Pessimistic Strategy
In contrast, the Pessimistic Strategy allows transactions to run concurrently but guarantees serializable behavior by detecting and resolving conflicts dynamically.
Predicate Locking
Predicate Locking is a mechanism used to detect conflicts. It’s not about waiting for locks on tables or rows, but logical predicates in queries. If a conflict is detected, one transaction is allowed to proceed, while the others are aborted immediately.
Returning to the loan application example.

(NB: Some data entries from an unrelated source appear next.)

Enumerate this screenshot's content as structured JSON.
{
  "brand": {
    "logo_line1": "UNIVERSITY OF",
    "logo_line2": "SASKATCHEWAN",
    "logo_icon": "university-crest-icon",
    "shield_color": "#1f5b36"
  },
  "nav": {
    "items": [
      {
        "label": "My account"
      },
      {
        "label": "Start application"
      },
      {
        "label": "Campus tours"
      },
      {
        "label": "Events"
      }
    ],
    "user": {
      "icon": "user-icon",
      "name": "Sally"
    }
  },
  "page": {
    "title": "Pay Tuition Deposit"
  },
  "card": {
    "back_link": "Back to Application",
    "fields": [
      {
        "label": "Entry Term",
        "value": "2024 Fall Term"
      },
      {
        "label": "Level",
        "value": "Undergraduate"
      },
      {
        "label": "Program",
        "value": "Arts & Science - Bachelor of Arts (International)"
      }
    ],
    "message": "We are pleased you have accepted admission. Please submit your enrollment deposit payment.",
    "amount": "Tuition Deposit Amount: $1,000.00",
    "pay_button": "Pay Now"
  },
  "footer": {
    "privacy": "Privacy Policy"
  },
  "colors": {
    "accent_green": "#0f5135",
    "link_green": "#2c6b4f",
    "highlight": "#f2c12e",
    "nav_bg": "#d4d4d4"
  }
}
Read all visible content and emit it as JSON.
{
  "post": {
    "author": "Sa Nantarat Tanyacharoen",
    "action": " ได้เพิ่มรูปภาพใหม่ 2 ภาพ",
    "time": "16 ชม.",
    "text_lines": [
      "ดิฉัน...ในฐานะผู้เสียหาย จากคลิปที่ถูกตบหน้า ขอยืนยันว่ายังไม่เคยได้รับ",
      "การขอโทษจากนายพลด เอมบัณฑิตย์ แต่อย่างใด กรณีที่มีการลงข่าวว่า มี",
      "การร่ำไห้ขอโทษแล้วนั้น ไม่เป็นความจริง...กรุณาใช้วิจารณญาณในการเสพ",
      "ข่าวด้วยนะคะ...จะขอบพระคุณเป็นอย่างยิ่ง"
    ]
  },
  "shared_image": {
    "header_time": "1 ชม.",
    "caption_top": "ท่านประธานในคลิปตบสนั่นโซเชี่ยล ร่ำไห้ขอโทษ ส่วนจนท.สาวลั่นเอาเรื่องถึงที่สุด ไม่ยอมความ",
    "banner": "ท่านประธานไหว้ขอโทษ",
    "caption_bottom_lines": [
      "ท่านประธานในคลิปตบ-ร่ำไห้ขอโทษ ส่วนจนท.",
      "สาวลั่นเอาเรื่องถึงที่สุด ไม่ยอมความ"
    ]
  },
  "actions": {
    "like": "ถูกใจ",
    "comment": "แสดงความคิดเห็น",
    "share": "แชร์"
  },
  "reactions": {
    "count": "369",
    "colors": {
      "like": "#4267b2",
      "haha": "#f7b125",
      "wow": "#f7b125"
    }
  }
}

Suppose two transaction reads the same account (e.g., A
),
the predicate (AccountId = A
) is temporarily recorded in memory.
Next, the Withdrawal Transaction
tries to update the balance.
The database detects that there is an existing predicate (AccountId = A
) conflicted with the update,
so it aborts the least costly transaction (the one that has done less work),
e.g., the Loan Transaction
.
What if the loan transaction comes first and commits? If it releases the predicate lock immediately, nothing can stop the withdrawal transaction, and we face the anomaly again.
So, the predicate lock is actually released when all overlapping transactions complete.
Predicate Locking also supports range queries (e.g., WHERE value > ...
, WHERE value < ...
)
and helps prevent Phantom Reads.
However, Predicate Locking incurs runtime overhead: Each operation requires tracking predicates and checking for conflicts, which can significantly impact performance.
This Pessimistic Strategy minimizes blocking by enabling concurrency, making it suitable for complex transactions. But frequent transaction aborts and the cost of re-execution can offset the benefits.
Setting Isolation Level
Ultimately, it’s up to developers to choose an appropriate isolation level. Higher levels prevent more issues but can severely impact performance.
First and foremost, developers should:
- Identify potential anomalies for each transaction.
- Choose the lowest possible isolation level that safely prevents them.
There’s no guarantee that the selected isolation levels will be perfect! Testing under various transaction scenarios is essential to uncover subtle issues and fine-tune isolation choices.